Open eelegiap opened 2 years ago

eelegiap commented 2 years ago

I've been using the fully-automated level of the tool. I have about 200 sentences pairs (Spanish/English) I want to align, but it's taking forever because I reload the language models every time to run the alignment for one sentence pair.

Is there a way to use the tool in a batched way, or to not load the language models over and over again during alignment? Thank you!

BramVanroy commented 2 years ago

Hello @eelegiap. Thanks for your interest!

Unfortunately, true batching is not available as a built-in. You can however, do batch processing of your sentences on your own and then create Sentences from the resulting docs with Sentence.from_parser. However, since you are only using 200 sentences I instead recommend to instead load the parsers separately so that they do not need to be reloaded every time. This works by passing a parser object instead of a language code to Sentence.from_text. The following should work.

from astred.aligned import AlignedSentences, Sentence
from astred.aligner import Aligner
from astred.utils import load_parser

nlp_en = load_parser("en", "stanza", is_tokenized=False, verbose=True)
nlp_es = load_parser("es", "stanza", is_tokenized=False, verbose=True)
aligner = Aligner()

your_data = [("This is a Spanish sentence.", "Esta es una oración en español."),
             ("Sorry, I do not speak Spanish", "Lo siento, no hablo español.")]
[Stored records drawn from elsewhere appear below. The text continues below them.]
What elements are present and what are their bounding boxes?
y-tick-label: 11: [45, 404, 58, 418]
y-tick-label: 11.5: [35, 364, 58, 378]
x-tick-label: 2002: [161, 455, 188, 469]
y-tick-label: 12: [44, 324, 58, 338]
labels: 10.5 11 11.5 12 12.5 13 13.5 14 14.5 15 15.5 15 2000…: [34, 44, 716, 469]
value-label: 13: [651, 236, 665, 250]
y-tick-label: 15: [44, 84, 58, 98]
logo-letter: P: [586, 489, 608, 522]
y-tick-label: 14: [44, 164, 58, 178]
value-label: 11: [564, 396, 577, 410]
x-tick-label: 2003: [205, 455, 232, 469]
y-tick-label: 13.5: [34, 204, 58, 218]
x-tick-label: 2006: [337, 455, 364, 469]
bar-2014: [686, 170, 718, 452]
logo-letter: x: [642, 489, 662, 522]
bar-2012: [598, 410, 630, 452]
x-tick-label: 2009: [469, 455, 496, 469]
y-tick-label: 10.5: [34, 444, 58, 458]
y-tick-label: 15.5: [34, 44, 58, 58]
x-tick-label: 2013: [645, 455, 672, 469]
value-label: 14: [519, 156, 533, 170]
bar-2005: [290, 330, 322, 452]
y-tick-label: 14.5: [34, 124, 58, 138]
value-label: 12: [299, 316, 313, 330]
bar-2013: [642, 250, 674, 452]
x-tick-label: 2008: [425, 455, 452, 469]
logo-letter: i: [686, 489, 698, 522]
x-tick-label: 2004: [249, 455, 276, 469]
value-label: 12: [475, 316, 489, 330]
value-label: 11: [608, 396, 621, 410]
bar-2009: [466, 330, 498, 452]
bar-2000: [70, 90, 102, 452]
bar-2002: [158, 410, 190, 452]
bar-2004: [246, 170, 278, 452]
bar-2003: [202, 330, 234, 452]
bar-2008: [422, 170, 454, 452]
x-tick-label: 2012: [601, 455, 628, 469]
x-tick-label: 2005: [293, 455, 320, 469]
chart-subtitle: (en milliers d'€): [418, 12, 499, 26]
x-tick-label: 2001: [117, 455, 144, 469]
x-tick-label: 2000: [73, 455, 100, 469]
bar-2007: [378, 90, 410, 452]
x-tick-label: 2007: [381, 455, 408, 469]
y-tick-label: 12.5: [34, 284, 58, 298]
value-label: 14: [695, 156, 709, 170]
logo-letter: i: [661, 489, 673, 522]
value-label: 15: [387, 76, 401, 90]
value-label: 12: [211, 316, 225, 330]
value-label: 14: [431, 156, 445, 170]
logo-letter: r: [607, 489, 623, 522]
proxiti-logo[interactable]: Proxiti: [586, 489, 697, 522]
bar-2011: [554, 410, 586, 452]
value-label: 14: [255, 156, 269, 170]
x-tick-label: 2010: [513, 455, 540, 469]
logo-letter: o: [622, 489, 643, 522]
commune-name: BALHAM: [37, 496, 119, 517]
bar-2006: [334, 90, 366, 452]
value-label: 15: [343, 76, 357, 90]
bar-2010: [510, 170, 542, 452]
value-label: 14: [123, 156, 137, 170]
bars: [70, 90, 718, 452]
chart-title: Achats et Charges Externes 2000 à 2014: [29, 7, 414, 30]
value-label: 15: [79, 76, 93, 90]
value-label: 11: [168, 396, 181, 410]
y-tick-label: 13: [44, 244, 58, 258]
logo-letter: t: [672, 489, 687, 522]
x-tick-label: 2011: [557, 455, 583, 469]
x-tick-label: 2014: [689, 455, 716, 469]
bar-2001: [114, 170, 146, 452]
for sent_en_str, sent_es_str in your_data:
    sent_en = Sentence.from_text(sent_en_str, nlp_en)
    sent_es = Sentence.from_text(sent_es_str, nlp_es)
    aligned = AlignedSentences(sent_en, sent_es, aligner=aligner)
    # Do stuff
    for word in sent_en.no_null_words:
        print(word.text, [w.text for w in word.aligned if not w.is_null])
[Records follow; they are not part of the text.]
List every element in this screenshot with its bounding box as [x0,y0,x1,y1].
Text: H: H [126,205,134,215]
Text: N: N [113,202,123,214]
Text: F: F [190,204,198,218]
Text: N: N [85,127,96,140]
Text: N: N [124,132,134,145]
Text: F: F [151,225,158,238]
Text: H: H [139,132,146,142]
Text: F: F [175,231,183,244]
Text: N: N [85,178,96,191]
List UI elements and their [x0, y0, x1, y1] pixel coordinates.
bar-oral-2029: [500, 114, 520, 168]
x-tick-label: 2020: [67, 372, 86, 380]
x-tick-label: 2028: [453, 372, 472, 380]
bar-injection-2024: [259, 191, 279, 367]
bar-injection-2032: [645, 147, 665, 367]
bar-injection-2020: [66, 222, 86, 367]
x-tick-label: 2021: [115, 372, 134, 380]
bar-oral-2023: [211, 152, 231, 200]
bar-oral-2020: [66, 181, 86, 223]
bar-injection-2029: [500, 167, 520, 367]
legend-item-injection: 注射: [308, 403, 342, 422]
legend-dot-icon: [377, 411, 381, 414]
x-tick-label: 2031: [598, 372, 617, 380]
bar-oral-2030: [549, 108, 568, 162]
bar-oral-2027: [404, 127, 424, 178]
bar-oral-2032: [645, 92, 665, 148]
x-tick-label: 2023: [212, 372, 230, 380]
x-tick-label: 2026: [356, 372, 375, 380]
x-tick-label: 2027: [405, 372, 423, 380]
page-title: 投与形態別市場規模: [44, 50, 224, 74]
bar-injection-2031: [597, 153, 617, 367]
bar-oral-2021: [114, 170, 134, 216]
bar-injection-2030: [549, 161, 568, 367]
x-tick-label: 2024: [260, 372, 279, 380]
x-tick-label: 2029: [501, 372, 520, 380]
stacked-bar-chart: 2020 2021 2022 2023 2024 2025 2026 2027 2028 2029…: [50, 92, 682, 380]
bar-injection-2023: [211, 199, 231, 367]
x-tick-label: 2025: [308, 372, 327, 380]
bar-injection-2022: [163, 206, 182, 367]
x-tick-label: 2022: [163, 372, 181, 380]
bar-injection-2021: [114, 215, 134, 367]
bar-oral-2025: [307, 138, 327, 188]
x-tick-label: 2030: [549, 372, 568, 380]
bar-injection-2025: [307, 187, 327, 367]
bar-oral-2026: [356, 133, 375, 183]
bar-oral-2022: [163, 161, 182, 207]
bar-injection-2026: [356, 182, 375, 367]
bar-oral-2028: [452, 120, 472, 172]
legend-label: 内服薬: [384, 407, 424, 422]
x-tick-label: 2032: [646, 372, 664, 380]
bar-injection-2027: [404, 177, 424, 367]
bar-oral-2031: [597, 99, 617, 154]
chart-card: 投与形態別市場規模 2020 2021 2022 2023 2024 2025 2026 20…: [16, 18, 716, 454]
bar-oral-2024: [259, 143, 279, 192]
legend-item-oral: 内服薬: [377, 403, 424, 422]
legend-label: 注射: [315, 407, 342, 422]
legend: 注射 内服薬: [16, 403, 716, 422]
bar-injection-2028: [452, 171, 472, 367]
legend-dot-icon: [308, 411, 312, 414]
Please let me know if you encounter any other issues!

eelegiap commented 2 years ago

Thank you, @BramVanroy, I'll try it out! One more thing -- On about 25% of my sentences, I've been getting an assertion error during the Stanza load: assert(int(word.head) == int(head.id)) I am pretty sure that the problem is coming from Line 155 in utils.py file during the Stanza initialization. I think if you add 'mwt' multi-word tokens to the processor pipeline, it should solve the problem! (from https://github.com/stanfordnlp/stanza/issues/272)

BramVanroy commented 2 years ago

That's a good catch! It's indeed because the processors are hardcoded. I vaguely remember that MWT would cause issues but I'd have to test. I'll try to have a look this weekend.